Nunca o declínio da natureza mundial foi tão alarmante como agora, alerta o mais completo relatório sobre a nossa relação com a biodiversidade, revelado hoje na sede da UNESCO, em Paris.


O relatório do Painel Intergovernamental sobre a Biodiversidade e Serviços dos Ecossistemas (IPBES) foi feito por 145 cientistas de 51 países nos últimos três anos. Estes peritos analisaram 15.000 artigos científicos e dados de comunidades locais para avaliar as alterações na natureza ao longo dos últimos 50 anos. O documento – que, na íntegra tem 1.800 páginas, resumidas no Sumário para os Decisores Políticos, com 40 páginas – revela os impactos da economia na natureza e traça cenários sobre como será o planeta nas próximas décadas.

Este relatório foi debatido com os representantes de mais de 130 países, reunidos em Paris de 29 de Abril a 4 de Maio na capital francesa. O relatório final foi o resultado de 45 horas de negociação, entre cientistas e políticos e foi aprovado às 03h00 de sábado, explicou hoje a Secretária-geral do IPBES, Anne Larigauderie.

“A riqueza dos ecossistemas dos quais nós e todas as outras espécies dependemos está a deteriorar-se a um ritmo sem precedentes”, disse Robert Watson, o anterior secretário-geral do IPBES, em comunicado. “Estamos a destruir os alicerces das nossas economias, da segurança alimentar, saúde e qualidade de vida a nível mundial.”

Segundo o relatório, cerca de um milhão de espécies de animais e plantas estão hoje ameaçadas de extinção.

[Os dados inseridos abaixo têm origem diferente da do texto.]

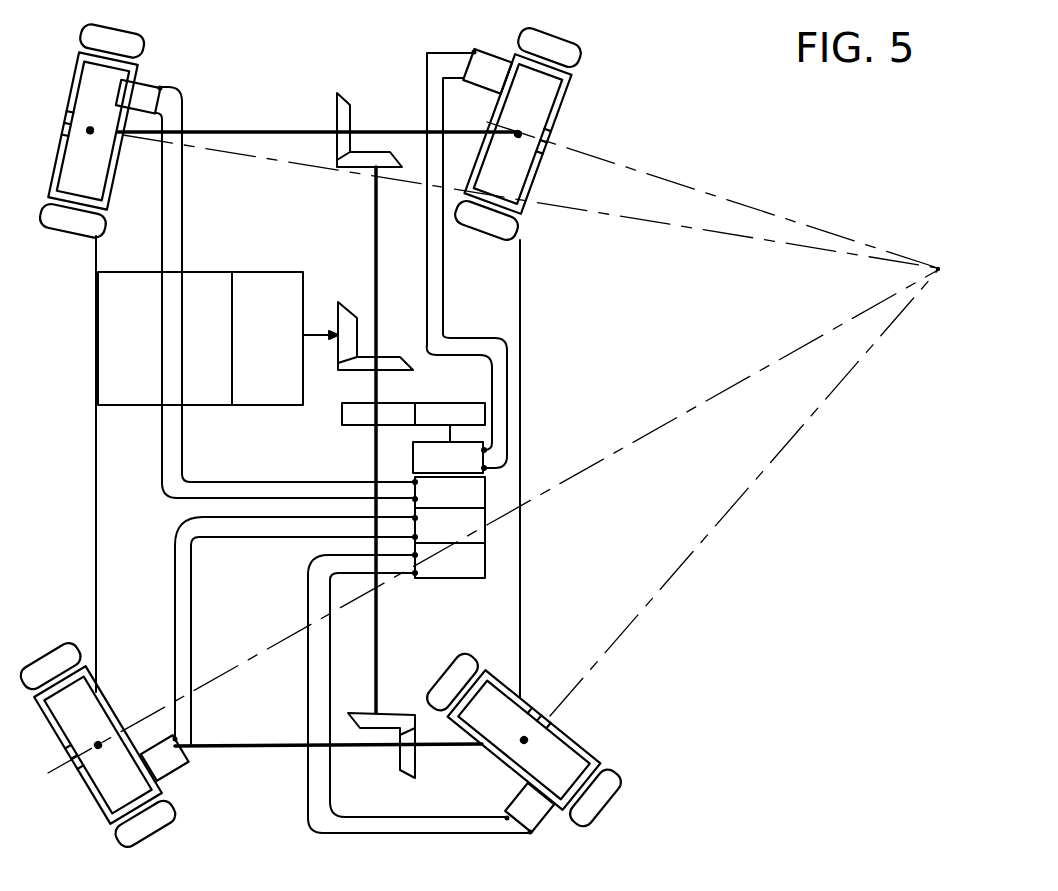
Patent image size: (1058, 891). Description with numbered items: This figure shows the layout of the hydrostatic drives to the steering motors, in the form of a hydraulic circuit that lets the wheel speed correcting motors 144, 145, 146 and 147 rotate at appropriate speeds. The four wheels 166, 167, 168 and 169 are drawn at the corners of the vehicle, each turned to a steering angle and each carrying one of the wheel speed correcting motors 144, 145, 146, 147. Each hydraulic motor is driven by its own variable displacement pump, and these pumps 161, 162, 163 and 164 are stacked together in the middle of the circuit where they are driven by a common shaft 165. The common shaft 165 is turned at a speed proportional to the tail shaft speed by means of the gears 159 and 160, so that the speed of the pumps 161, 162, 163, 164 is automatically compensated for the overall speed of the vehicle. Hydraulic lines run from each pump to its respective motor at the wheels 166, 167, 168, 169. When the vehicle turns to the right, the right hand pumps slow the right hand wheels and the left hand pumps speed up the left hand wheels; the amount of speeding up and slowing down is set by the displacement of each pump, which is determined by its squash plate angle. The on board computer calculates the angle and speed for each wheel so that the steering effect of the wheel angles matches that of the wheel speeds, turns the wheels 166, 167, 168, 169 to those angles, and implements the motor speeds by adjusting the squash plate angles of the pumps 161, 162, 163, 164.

Muitas irão desaparecer já nas próximas décadas.

Fêmea de leão-africano. Foto: Stig Nygaard/Wiki Commons

“O que significa este relatório? Bem, é um soberbo relatório para alertar o mundo. A mensagem resume-se a isto: a biodiversidade é importante por si só, e também para o bem-estar humano e nós estamos a destruí-la”, acrescentou. 

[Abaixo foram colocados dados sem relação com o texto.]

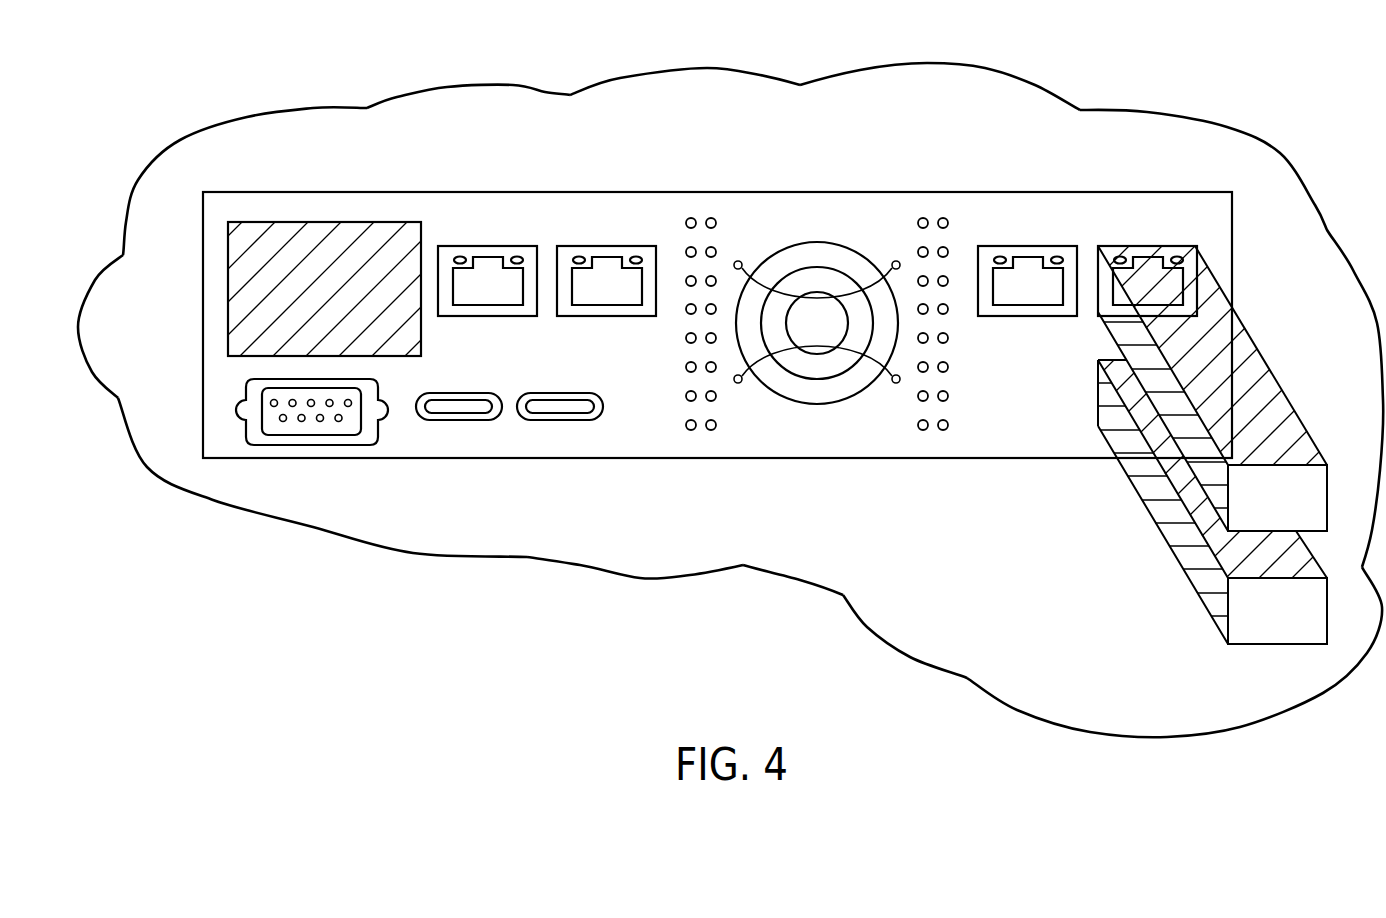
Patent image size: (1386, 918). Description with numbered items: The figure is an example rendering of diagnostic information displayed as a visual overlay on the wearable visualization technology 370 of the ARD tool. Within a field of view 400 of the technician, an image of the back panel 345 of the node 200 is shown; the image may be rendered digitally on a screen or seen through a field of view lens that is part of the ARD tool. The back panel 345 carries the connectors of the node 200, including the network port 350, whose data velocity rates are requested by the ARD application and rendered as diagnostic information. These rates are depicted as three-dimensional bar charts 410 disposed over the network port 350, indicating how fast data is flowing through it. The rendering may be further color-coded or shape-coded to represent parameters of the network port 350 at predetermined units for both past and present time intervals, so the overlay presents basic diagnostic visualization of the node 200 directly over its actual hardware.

The field of view 400 is at (1234, 125).
The node 200 is at (203, 318).
The back panel 345 is at (798, 212).
The network port 350 is at (1108, 237).
The 3-dimensional bar charts 410 is at (1276, 380).
The wearable visualization technology 370 is at (812, 546).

A abundância média das espécies nativas na maioria dos habitats terrestres diminuiu pelo menos 20%, a maioria desde 1900.

Mais de 40% das espécies de anfíbios, quase 33% dos corais e mais de um terço de todos os mamíferos marinhos estão ameaçados.

A imagem é menos clara para as espécies de insectos. Mas, segundo o relatório, a estimativa é de que 10% estejam ameaçados. Os peritos acreditam que a percentagem real seja superior.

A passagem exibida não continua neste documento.